Seorang pemuda tampan dan berwibawa, terlihat tengah terduduk angkuh di atas kursi singgasananya. Memainkan pisau lipat di tangan kanannya, sembari memutar berlahan kursi panas yang ia duduki. Berbicara dengan nada deep voice-nya, pada sosok pemuda yang kini menunduk takut.
"Kau sudah mencari gadis yang aku inginkan?" tanyanya datar.
"Sudah, Tuan,"
"Ingat! Aku tidak suka barang bekas. Jika sampai aku tahu, bahwa gadis yang kau bawa untukku sudah tidak lagi tersegel. Maka, nyawamu yang akan menjadi taruhannya."
SRATTT!!!
Sosok pemuda yang diketahui bernama Vector tersebut melemparkan pisau lipatnya begitu santai, tepat kearah bawahan yang ada di depannya. Untung saja sosok bawahan itu bisa menghindar dengan gesitnya.
"Ck, insting yang bagus," kekehnya santai.
Tak tahu saja jika sosok itu sudah ingin mati berdiri, beruntung malaikat pencabut nyawa tak berada di sampingnya.
Tak lama kemudian muncul sosok bawahan Vector yang lain, terlihat berlari tergopoh-gopoh dengan napas tersengal-sengal.
"Tu-Tuan,"
"Ada apa?!" geram Vector, merasa jika bawahannya tersebut tidak berlaku sopan padanya.
"Markas kita sudah tercium oleh pihak FBI,"
"Sialan!" umpat Vector, melempar asal barang-barang yang ada di atas meja kerjanya.
"Pindahkan semua markas kita! Jangan sampai mereka menemukannya!" perintahnya.
Semua bawahan pemuda tersebut segera bergegas pergi.
Vector tengah dalam perjalanan pulang ke kediamannya.
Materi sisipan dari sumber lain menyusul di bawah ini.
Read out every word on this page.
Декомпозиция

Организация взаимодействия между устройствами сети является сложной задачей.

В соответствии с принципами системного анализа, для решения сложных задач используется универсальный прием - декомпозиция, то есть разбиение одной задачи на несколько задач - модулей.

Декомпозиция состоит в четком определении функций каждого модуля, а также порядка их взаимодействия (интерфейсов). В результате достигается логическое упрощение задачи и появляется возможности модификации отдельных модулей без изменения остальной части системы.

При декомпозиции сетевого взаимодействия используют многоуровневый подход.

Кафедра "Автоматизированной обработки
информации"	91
Jangan pikir jika pemuda itu tidak memiliki keluarga. Dia punya, biar bagaimanapun seorang Vector Jade, juga hanya manusia biasa.
"Ck, ternyata kau sudah mengetahui siapa diriku. Dasar hama kecil," kekeh Vector, melirik ke arah spion mobilnya, melihat sebuah mobil hitam tengah mengekor di belakang mobilnya.
Mobil yang mengikuti mobil Vector merupakan seorang mata-mata. Vector tak bodoh untuk tak mengetahui semua itu, nyatanya mobil yang ia tumpangi sudah dilengkapi dengan alat-alat canggih. Jika ada musuh mendekat, maka mobil itu akan mendeteksi secara otomatis.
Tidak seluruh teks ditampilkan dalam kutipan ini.